From: Ludovic Courtès
Subject: Re: Inlining calls to primitives
Date: Wed, 06 Sep 2006 10:21:59 +0200
User-agent: Gnus/5.110006 (No Gnus v0.6) Emacs/21.4 (gnu/linux)


Rob Browning <address@hidden> writes:

> In addition, I have some comments:
>   - Just as a general concern, I would personally lean toward only
>     adopting changes to the interpreter that affect language semantics
>     (especially if they change things to be non-RnRS) if the changes
>     are optional, and more importantly, if they produce a fairly
>     substantial increase in performance.
>     What's substantial?  I'm not sure, but as an example, I don't
>     think I'd want to give up the ability to redefine globals and have
>     all the code see those changes for say only a %5-10 performance
>     increase.  In part, that's also because I'd really rather see the
>     same effort put toward resurrecting a VM or Hobbit, or pursuing
>     some other approach that we hope will produce much larger
>     improvements.

I think we agree on the general, long-term goal.

That said, this "inlining" thing is kind of a "pragmatic", incremental
approach.   Reviving Guile-VM or Hobbit may be a much longer process.

In the meantime, we find ourselves rewriting Scheme code (e.g., SRFI-1)
into C to get slight performance improvements.  If we can achieve
reasonable (although perhaps not as good) improvements by adding simple
annotations to Scheme code, then that will make things easier.

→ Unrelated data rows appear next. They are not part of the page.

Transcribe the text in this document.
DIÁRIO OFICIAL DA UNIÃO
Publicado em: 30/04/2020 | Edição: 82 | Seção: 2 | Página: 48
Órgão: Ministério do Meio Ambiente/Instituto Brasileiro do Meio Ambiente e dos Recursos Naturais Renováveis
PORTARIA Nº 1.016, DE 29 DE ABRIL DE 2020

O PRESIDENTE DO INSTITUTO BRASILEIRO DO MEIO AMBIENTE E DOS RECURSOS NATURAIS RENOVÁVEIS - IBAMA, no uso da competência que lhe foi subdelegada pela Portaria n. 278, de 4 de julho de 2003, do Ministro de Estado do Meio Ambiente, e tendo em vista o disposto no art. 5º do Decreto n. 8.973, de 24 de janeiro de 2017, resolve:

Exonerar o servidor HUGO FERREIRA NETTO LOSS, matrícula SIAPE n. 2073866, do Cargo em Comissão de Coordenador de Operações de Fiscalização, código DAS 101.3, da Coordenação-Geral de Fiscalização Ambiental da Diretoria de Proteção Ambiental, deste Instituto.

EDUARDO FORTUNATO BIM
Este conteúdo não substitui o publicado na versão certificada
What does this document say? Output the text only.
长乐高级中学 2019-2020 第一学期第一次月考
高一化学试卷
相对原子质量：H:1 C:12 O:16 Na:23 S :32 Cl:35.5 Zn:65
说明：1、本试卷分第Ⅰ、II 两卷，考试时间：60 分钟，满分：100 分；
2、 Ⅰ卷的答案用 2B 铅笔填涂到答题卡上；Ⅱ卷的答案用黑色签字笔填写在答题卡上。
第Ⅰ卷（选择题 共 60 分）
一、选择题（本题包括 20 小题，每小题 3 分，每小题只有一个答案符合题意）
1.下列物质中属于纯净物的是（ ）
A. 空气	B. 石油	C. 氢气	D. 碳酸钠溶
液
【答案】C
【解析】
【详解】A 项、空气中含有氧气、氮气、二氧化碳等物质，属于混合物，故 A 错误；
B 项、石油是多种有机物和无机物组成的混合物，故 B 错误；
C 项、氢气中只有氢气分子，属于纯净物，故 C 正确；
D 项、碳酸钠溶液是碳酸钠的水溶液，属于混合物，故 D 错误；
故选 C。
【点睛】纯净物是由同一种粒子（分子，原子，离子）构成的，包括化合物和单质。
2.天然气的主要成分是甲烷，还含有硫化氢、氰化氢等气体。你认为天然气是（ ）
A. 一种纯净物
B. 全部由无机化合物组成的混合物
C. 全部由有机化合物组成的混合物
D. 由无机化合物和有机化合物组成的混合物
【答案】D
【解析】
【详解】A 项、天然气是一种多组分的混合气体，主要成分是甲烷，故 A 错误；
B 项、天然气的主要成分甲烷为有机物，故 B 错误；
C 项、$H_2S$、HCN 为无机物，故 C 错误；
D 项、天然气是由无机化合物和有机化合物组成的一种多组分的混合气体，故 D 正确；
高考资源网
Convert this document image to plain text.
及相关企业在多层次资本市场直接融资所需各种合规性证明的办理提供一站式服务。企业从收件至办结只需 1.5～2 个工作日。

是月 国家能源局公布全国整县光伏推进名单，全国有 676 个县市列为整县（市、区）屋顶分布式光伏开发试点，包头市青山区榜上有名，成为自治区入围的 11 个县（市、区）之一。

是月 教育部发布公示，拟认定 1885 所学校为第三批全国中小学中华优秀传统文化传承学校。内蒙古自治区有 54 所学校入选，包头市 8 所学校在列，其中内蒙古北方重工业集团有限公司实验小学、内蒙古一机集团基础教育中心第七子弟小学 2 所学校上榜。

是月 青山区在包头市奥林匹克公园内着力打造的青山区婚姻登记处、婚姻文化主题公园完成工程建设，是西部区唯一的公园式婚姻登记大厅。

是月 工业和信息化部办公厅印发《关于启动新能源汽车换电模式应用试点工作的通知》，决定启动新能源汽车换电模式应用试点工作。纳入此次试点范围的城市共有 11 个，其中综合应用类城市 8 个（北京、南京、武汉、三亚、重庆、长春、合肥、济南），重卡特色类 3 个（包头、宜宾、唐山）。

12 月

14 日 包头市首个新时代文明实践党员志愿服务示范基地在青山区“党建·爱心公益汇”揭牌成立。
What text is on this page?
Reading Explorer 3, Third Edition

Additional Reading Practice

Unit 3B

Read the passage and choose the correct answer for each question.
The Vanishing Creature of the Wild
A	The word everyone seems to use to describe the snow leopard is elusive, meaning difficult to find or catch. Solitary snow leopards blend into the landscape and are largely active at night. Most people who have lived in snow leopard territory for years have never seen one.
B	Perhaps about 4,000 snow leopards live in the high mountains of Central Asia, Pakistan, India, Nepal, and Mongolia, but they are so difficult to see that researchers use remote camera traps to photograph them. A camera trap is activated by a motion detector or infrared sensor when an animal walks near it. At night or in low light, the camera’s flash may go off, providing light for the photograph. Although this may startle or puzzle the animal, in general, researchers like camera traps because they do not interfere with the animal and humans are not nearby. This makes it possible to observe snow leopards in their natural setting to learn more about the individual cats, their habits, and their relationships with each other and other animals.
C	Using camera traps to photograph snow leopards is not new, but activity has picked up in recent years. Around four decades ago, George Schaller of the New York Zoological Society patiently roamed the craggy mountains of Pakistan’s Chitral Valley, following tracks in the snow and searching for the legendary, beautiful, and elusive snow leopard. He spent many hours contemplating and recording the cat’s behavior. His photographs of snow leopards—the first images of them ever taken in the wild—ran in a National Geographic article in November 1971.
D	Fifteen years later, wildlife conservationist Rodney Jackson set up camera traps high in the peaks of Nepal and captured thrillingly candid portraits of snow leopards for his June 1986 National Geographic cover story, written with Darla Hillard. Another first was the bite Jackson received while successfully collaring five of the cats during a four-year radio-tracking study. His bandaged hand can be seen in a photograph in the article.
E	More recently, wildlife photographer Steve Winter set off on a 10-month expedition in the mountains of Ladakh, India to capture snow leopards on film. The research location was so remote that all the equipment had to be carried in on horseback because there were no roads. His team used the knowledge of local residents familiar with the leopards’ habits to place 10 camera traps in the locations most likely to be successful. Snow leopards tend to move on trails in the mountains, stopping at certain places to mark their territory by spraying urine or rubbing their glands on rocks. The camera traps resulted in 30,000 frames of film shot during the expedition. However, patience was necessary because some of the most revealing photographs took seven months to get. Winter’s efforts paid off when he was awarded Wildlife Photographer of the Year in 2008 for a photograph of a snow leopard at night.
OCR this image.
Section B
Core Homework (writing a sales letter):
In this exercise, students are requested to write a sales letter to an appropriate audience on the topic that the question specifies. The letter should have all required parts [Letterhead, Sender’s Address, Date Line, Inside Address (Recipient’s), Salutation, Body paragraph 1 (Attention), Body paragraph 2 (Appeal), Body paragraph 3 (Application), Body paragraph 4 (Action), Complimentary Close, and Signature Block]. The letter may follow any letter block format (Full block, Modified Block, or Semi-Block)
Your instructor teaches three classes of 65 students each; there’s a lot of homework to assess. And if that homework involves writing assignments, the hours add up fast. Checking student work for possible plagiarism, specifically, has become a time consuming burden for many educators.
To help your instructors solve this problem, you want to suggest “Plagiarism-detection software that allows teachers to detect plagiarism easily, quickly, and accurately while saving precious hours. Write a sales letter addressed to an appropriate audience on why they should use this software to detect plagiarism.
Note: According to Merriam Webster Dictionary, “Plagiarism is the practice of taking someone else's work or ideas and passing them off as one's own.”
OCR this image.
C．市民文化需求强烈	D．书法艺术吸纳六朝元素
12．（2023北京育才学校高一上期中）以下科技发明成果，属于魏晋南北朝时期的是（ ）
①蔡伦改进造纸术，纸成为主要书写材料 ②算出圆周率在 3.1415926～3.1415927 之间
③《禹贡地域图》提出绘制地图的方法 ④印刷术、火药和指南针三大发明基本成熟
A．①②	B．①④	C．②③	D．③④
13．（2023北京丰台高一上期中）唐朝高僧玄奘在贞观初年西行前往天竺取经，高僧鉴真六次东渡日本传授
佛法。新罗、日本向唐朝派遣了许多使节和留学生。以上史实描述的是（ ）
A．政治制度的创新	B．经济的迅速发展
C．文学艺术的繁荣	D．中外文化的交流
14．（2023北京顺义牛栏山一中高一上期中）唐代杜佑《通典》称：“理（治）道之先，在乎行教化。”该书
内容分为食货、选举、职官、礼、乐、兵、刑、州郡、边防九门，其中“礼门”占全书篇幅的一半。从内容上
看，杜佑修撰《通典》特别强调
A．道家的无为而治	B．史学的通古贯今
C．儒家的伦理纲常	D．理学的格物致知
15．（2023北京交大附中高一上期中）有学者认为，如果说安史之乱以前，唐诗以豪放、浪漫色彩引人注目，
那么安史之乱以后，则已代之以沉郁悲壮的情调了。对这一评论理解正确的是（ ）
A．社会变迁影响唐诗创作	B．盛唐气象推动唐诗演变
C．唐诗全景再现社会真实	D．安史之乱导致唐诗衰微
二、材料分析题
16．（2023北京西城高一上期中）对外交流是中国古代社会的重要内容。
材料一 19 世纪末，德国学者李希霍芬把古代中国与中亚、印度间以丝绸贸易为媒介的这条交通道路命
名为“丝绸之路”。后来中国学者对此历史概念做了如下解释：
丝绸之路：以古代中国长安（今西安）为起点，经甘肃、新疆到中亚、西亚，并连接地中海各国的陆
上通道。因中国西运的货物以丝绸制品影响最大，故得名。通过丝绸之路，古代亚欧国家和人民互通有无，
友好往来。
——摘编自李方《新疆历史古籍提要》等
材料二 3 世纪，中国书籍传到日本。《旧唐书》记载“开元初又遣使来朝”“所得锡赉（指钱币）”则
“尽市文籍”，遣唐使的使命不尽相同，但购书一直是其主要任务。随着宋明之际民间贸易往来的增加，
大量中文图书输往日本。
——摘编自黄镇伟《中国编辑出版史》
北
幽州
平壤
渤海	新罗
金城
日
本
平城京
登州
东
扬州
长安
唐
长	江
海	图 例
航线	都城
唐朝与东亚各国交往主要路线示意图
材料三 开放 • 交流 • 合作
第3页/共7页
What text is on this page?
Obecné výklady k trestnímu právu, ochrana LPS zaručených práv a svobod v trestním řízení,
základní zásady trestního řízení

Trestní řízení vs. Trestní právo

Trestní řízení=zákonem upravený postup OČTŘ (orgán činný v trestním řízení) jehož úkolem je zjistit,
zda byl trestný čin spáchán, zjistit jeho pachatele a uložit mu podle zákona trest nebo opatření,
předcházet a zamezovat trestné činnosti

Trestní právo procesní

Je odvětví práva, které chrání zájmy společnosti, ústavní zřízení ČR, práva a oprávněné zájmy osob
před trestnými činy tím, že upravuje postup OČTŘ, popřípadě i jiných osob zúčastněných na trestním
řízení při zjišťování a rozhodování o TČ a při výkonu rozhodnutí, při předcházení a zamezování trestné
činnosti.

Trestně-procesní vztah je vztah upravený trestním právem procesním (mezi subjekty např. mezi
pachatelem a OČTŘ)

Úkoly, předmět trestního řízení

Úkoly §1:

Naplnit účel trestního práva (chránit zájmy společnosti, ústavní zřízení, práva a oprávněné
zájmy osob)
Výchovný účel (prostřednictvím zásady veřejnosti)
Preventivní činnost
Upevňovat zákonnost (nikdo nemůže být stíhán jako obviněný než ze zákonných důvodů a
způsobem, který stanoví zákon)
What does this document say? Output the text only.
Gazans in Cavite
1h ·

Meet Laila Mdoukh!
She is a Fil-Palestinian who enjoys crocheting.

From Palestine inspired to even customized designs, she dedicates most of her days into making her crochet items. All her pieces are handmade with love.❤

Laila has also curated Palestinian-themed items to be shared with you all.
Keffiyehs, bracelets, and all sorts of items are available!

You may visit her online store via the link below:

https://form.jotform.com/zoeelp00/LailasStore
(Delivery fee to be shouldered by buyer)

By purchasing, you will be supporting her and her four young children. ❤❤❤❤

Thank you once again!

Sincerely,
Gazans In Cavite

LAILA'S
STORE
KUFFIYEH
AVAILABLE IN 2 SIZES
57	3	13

In designing those annotations, we should make sure that they are
"compiler-friendly", so that we can eventually make use of them in the
revived compiler(s).  (In hindsight, I think we did a mistake with
`current-reader' in that respect.)  This also rules out the
`eval-options' approach that I used in this prototype.

Note that C-rewriting has the same effect on semantics as this
"inlining" thing, since all the macros and C functions used in the C
implementation are not subject to redefinition.

>   - With respect to cache misses, at least in the general case, I
>     would expect the reverse -- that inlining will tend to bloat the
>     object code, and make cache overflows more likely.  I would also
>     expect that inlining may put more pressure on RAM and register
>     allocation.  Of course I haven't looked carefully at what you're
>     doing in this particular case yet, so I'm just speaking broadly.

Cachegrind would tell us more.  In any case, it turns out that the
overhead of inlining few-instruction functions like `scm_car ()' is
ridiculous compared to function call overhead.

BTW, did you try inlining `scm_ilookup ()' as I mentioned in a previous
message?  Although that function is quite large, inlining it has a
noticeable impact on performance time.